Original Star Wars trilogy scribe Lawrence Kasdan reportedly attached to new trilogy, plus Simon Kinberg

That didn't take long: within one month, we got all of our screenwriters lined up for the new Disney-Lucasfilm Star Wars trilogy, and one of them is a pretty reliable man for the job. As we reported earlier, Michael Arndt will be taking Episode VII, and now it's being reported that Lawrence Kasdan and Simon Kinberg will take on Episodes VIII and IX, though it's unspecified who will take which script. If you recall, Kasdan wrote both Empire Strikes Back and Return of the Jedi, and if I may make a wild prediction, I'm going to call the final episode for him. Let the veteran round out the new trilogy. Kinberg is also hardly a slouch, having written Mr. and Mrs. Smith and Sherlock Holmes, plus he's currently writing the sequel to X-Men: First Class, on which he was a producer. (In other words, experience in sci-fi/fantasy franchises.) Both Kasdan and Kinberg will also join Kathleen Kennedy as producers on both films.

All three of the new movies will be based on story notes from George Lucas, but will be written and directed by others. Probably the best thing for Star Wars that George Lucas could ever do at this point.

The Hollywood Reporter (and several other sites) seem to have this news all but confirmed. Disney-Lucasfilm have not offered a comment yet, except to say that they will make an official announcement on StarWars.com, where they confirmed Arndt's role. For the moment, that is still the most recent news item.

Photo credit: Collider

Sources: Lawrence Kasdan, Simon Kinberg Lock Deals to Write and Produce 'Star Wars' Installments [The Hollywood Reporter]


  1. Now that Star Wars is under Disney’s umbrella, my personal fave for director for the next episode (and maybe the ones after that):
    Brad Bird

  2. Thank you. Thank you so much. Actually, Disney owning Star Wars now might be one of the best things that ever happened to Star Wars. At least George is now no longer writing scripts and doing directing. It can only get better.

  3. “Probably the best thing for Star Wars that George Lucas could ever do at this point.” 

    I missed the background on this.   Does this mean that because the last movies weren’t so good, it would better for him to make room for others? 

    1. Yeah, the consensus seems to be that Lucas works better as an ‘idea’ guy, while letting others actually handle the writing of dialogue & wrangling of actors. That old chestnut.

        1. Yeah.  Just finding out that Lucas himself wrote the treatment for Episode 7 and outlines for 8 and 9 takes most of the starch outta my Star Wars stiffie.  The bad dialogue can be fixed by script doctors, and handling the actors is the director’s problem.  But the most boneheaded problems with the prequel trilogy occurred at a fundamental story level, and if Lucas has already formulated story outlines, he’s done 80% of the damage already.

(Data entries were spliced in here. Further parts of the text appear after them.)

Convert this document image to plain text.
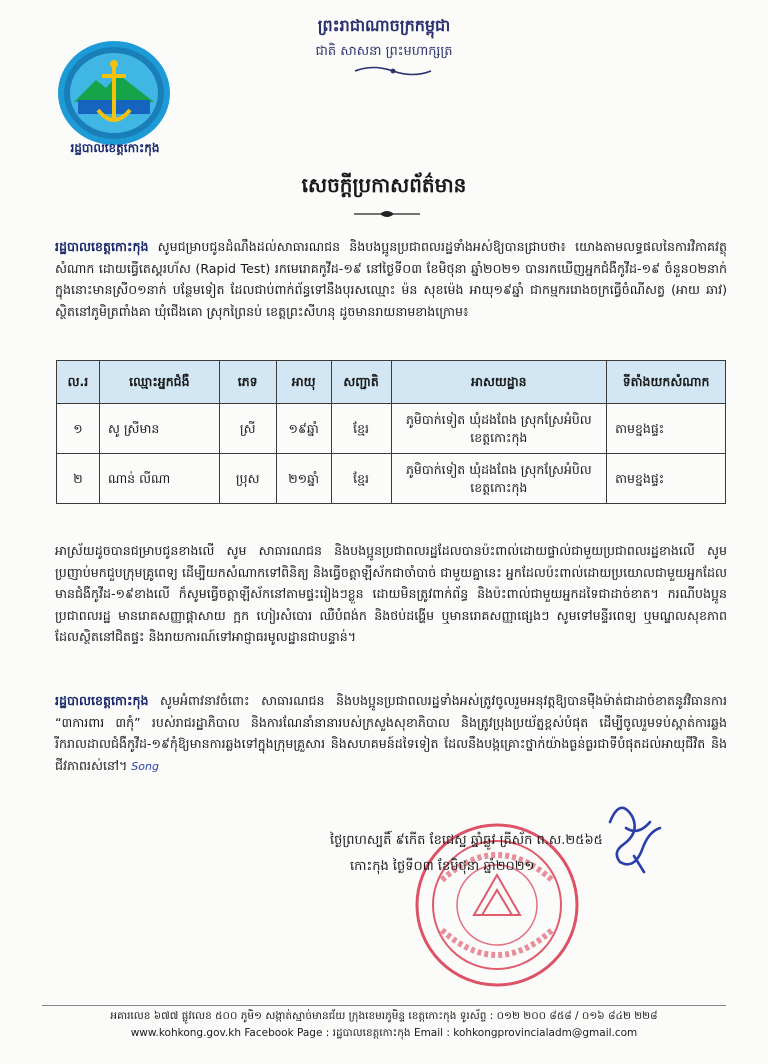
រដ្ឋបាលខេត្តកោះកុង
ព្រះរាជាណាចក្រកម្ពុជា
ជាតិ សាសនា ព្រះមហាក្សត្រ
សេចក្ដីប្រកាសព័ត៌មាន
រដ្ឋបាលខេត្តកោះកុង សូមជម្រាបជូនដំណឹងដល់សាធារណជន និងបងប្អូនប្រជាពលរដ្ឋទាំងអស់ឱ្យបានជ្រាបថា៖ យោងតាមលទ្ធផលនៃការវិភាគវត្ថុសំណាក ដោយធ្វើតេស្តរហ័ស (Rapid Test) រកមេរោគកូវីដ-១៩ នៅថ្ងៃទី០៣ ខែមិថុនា ឆ្នាំ២០២១ បានរកឃើញអ្នកជំងឺកូវីដ-១៩ ចំនួន០២នាក់ ក្នុងនោះមានស្រី០១នាក់ បន្ថែមទៀត ដែលជាប់ពាក់ព័ន្ធទៅនឹងបុរសឈ្មោះ ម៉ន សុខម៉េង អាយុ១៩ឆ្នាំ ជាកម្មកររោងចក្រធ្វើចំណីសត្វ (អាយ ឆាវ) ស្ថិតនៅភូមិត្រពាំងគា ឃុំជើងគោ ស្រុកព្រៃនប់ ខេត្តព្រះសីហនុ ដូចមានរាយនាមខាងក្រោម៖
ល.រ	ឈ្មោះអ្នកជំងឺ	ភេទ	អាយុ	សញ្ជាតិ	អាសយដ្ឋាន	ទីតាំងយកសំណាក
១	សូ ស្រីមាន	ស្រី	១៩ឆ្នាំ	ខ្មែរ	ភូមិបាក់ទៀត ឃុំដងពែង ស្រុកស្រែអំបិល ខេត្តកោះកុង	តាមខ្នងផ្ទះ
២	ណាន់ លីណា	ប្រុស	២១ឆ្នាំ	ខ្មែរ	ភូមិបាក់ទៀត ឃុំដងពែង ស្រុកស្រែអំបិល ខេត្តកោះកុង	តាមខ្នងផ្ទះ
អាស្រ័យដូចបានជម្រាបជូនខាងលើ សូម សាធារណជន និងបងប្អូនប្រជាពលរដ្ឋដែលបានប៉ះពាល់ដោយផ្ទាល់ជាមួយប្រជាពលរដ្ឋខាងលើ សូមប្រញាប់មកជួបក្រុមគ្រូពេទ្យ ដើម្បីយកសំណាកទៅពិនិត្យ និងធ្វើចត្តាឡីស័កជាចាំបាច់ ជាមួយគ្នានេះ អ្នកដែលប៉ះពាល់ដោយប្រយោលជាមួយអ្នកដែលមានជំងឺកូវីដ-១៩ខាងលើ ក៏សូមធ្វើចត្តាឡីស័កនៅតាមផ្ទះរៀងៗខ្លួន ដោយមិនត្រូវពាក់ព័ន្ធ និងប៉ះពាល់ជាមួយអ្នកដទៃជាដាច់ខាត។ ករណីបងប្អូនប្រជាពលរដ្ឋ មានរោគសញ្ញាផ្តាសាយ ក្អក ហៀរសំបោរ ឈឺបំពង់ក និងថប់ដង្ហើម ឬមានរោគសញ្ញាផ្សេងៗ សូមទៅមន្ទីរពេទ្យ ឬមណ្ឌលសុខភាព ដែលស្ថិតនៅជិតផ្ទះ និងរាយការណ៍ទៅអាជ្ញាធរមូលដ្ឋានជាបន្ទាន់។
រដ្ឋបាលខេត្តកោះកុង សូមអំពាវនាវចំពោះ សាធារណជន និងបងប្អូនប្រជាពលរដ្ឋទាំងអស់ត្រូវចូលរួមអនុវត្តឱ្យបានម៉ឺងម៉ាត់ជាដាច់ខាតនូវវិធានការ “៣ការពារ ៣កុំ” របស់រាជរដ្ឋាភិបាល និងការណែនាំនានារបស់ក្រសួងសុខាភិបាល និងត្រូវប្រុងប្រយ័ត្នខ្ពស់បំផុត ដើម្បីចូលរួមទប់ស្កាត់ការឆ្លងរីករាលដាលជំងឺកូវីដ-១៩កុំឱ្យមានការឆ្លងទៅក្នុងក្រុមគ្រួសារ និងសហគមន៍ដទៃទៀត ដែលនឹងបង្កគ្រោះថ្នាក់យ៉ាងធ្ងន់ធ្ងរជាទីបំផុតដល់អាយុជីវិត និងជីវភាពរស់នៅ។ Song
ថ្ងៃព្រហស្បតិ៍ ៩កើត ខែជេស្ឋ ឆ្នាំឆ្លូវ ត្រីស័ក ព.ស.២៥៦៥
កោះកុង ថ្ងៃទី០៣ ខែមិថុនា ឆ្នាំ២០២១
អគារលេខ ៦៧៧ ផ្លូវលេខ ៥០០ ភូមិ១ សង្កាត់ស្មាច់មានជ័យ ក្រុងខេមរភូមិន្ទ ខេត្តកោះកុង ទូរស័ព្ទ : ០១២ ២០០ ៨៥៨ / ០១៦ ៨៤២ ២២៨
www.kohkong.gov.kh Facebook Page : រដ្ឋបាលខេត្តកោះកុង Email : kohkongprovincialadm@gmail.com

          1. I may have misread the reports, but my impression was that the story notes they’re referring to WERE written way back in the day before Lucas started pissing all over his original work.

          2. I’d have no problem with that.  Somewhere I have an old issue of Bantha Tracks, the old fan club newsletter, wherein he mentioned there were twelve parts to The Adventures of Luke Skywalker.  If he’s dusting off old plot outlines from back then, I’d be interested to see them.  If the outlines stem from Expanded Universe storylines (particularly New Republic ones), I’m on board as well.

            If, however, we’re forced to endure plot shenanigans akin to “young Anakin Skywalker built C-3PO out of spare parts when all along we’d naturally assumed he was an off-the-rack protocol droid” in order to unnaturally tie the movies together, I’m gonna slap somebody.

  4. At the end of a 1980 Muppet Show (season 4 episode 17 according to the person who posted it to YouTube), the cast of Star Wars (well, some of the cast: Mark Hammill, C3PO, R2D2, Chewbacca) and the Muppets sing When You Wish Upon A Star as a Darth Vaderish Disney castle rises from the back of the stage.

    It’s at about 3:50 into this clip: http://www.youtube.com/watch?v=vSe2FD9Vn1k

    Sorry if this is a repeat, I just came across it today.

  5. “I’m going to call the final episode for him”, says Jamie. I’m going to call the final episode as not being the finale episode, ever again. Now that Disney has Star Wars, it will never end. I for one am not sure that’s a good thing, and I say that as a bona fide Star Wars fan.

    1. Disney paid a lot of money for the Star Wars franchise, which means they won’t stop making Star Wars films until people stop watching them. To believe otherwise is being purposefully naive.

  6. Sherlock Holmes and X-Men: First Class, sure, but Mr. and Mrs. Smith is one of the last things that comes to mind when I think “written”.

    1. He did a final write on Sherlock Holmes and produced X-Men: First Class.

      Things that he’s written include X-Men: The Last Stand and XXX: State of the Union.

      Looks like his pedigree is a bunch of lazy sequels and the occasional action vehicle that needed to be saved by better actors. Oh, and taking out David Goyer’s trash.